By – Francis Allotey
A renowned international mathematical physicist, Professor Francis Kofi Allotey, has called for the blending of creative entrepreneurial innovations into modern science and technology to enhance its potency to aid wealth creation and industrialization in Africa.
Prof. Allotey made this assertion while speaking at the 2nd international conference on applied science and technology (ICAST 2015) organized by the Kumasi Polytechnic, adding that though science and technology were crucial catalyst for economic development, the area needed to be boosted with 'creative imagination and value addition to knowledge' by African entrepreneurs to transform it into viable wealth creation entity, to benefit society.
Professor Allotey, who is the President of the Ghana Academy of Arts and Sciences (GAAS) noted at the three-day conference in Kumasi under the theme 'technological innovation for accelerated national growth and development' that science and technology was now regarded as the international currency upon which fortunes of nation would rise and fall.

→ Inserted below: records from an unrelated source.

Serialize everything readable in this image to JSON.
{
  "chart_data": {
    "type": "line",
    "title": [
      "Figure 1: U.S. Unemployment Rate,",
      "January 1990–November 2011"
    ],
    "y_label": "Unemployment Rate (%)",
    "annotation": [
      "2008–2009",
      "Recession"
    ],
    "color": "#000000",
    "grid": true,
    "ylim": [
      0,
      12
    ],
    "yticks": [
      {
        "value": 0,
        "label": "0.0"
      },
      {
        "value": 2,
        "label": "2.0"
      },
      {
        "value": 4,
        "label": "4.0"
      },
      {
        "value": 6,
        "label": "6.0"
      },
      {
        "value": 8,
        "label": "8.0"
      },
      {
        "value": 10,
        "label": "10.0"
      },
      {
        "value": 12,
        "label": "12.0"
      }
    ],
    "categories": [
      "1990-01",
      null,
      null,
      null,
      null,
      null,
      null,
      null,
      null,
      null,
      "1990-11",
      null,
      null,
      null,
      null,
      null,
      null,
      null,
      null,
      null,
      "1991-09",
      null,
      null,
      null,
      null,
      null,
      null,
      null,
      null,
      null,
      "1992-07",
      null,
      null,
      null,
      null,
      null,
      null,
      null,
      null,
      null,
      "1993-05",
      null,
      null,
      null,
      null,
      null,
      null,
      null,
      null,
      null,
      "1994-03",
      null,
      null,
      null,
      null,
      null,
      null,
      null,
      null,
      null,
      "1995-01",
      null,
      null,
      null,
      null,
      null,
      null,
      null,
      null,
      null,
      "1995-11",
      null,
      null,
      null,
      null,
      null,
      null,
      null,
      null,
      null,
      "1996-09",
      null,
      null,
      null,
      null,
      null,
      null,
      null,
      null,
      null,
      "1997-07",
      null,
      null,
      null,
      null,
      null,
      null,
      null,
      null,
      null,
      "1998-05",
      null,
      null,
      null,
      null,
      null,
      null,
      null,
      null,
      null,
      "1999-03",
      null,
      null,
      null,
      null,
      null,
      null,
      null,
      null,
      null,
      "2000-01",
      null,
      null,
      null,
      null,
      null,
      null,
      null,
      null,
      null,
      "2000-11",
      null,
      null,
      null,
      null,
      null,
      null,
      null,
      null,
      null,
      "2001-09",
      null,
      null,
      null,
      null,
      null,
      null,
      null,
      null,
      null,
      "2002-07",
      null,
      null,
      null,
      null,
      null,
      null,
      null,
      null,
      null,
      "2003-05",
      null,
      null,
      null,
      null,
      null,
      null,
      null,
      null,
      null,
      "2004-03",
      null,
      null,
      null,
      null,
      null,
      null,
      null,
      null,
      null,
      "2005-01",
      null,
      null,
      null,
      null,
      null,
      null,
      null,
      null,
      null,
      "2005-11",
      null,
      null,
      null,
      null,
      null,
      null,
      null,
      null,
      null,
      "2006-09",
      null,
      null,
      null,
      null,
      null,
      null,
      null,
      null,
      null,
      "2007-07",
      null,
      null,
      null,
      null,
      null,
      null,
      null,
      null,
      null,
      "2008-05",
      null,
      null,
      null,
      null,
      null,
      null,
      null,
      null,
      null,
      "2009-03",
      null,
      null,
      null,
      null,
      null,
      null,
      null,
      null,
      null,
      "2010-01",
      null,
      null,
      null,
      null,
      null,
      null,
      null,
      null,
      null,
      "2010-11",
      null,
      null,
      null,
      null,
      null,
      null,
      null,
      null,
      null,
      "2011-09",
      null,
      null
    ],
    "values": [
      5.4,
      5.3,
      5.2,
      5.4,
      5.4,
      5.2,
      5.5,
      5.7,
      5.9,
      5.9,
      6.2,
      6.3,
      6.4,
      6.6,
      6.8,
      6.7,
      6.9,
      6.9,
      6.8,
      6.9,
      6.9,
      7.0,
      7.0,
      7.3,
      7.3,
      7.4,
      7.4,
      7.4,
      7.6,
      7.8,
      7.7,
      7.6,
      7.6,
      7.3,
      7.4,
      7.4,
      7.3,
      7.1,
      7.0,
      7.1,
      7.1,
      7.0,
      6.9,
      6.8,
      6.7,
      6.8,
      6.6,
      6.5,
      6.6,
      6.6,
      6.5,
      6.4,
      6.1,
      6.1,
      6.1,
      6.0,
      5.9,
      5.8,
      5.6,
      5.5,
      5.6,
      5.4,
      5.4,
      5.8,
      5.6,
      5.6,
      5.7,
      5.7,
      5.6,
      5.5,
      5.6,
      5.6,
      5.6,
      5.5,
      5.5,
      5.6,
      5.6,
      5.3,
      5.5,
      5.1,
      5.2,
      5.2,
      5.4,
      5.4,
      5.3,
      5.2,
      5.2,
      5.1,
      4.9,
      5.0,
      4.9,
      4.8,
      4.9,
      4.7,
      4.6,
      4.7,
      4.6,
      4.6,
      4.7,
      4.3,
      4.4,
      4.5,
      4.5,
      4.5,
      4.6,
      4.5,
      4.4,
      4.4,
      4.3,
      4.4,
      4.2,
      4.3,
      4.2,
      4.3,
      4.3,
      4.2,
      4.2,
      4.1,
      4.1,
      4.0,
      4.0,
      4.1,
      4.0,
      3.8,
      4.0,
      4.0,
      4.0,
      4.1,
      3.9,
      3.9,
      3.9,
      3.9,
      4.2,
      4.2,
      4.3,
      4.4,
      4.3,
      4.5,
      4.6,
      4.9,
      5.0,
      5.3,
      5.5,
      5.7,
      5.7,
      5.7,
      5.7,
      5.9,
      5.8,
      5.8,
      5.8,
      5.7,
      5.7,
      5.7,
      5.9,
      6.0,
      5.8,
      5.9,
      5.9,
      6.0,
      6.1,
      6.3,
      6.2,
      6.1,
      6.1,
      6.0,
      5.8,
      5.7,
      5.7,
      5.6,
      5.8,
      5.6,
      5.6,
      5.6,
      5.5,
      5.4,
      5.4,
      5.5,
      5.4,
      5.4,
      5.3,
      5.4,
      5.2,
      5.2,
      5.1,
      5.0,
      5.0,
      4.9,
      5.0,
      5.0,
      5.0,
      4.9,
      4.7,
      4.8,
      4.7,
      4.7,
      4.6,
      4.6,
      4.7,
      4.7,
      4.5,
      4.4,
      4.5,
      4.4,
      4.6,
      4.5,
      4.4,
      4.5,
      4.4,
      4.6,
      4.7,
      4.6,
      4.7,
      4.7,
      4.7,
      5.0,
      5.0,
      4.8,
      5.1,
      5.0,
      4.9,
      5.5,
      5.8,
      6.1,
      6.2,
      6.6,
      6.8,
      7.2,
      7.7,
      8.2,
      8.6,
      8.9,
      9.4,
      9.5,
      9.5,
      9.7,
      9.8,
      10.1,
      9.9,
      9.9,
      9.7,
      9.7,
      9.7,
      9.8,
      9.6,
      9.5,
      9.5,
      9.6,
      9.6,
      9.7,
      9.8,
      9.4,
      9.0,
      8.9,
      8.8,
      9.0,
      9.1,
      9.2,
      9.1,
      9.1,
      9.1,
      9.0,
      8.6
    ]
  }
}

He opined that developing countries of today were slowly waking up to the realization that creation, mastery, utilization of modern science and technology was basically what distinguished the industrialised nations from the developing ones.
According to him, the widening gap in economics and influence between the nations of the South and the North is also essentially, a manifestation of science and technology gap.
Professor Allotey conceded that though, African leaders and the international community, now after recognizing that the continent's development hinged heavily on capital investments, made several declarations by way of addressing of the impeding challenges, 'but many of them did not walk the talk'.
The erudite professor underscored the urgent need for African leaders to provide the enabling atmosphere for entrepreneurs to assist the transition from science to business in order to take discoveries out of the laboratory into market and into the hands of those who would benefit from them.
He noted that Africa could not afford to miss the huge economic and social transformation being brought about by science and technology-led enterprise. African leaders, he stated should provide the right enabling environment to make things happen by providing adequate funding for science, technology, mathematics and innovation.
They should encourage young people to focus on finding scientific solutions to benefit society and take them forward through entrepreneurship. He also called on management of higher academic institutions like polytechnics, to develop mechanism to support young and budding entrepreneurs through scientific fora, incubation centres and entrepreneurship, coaching and training.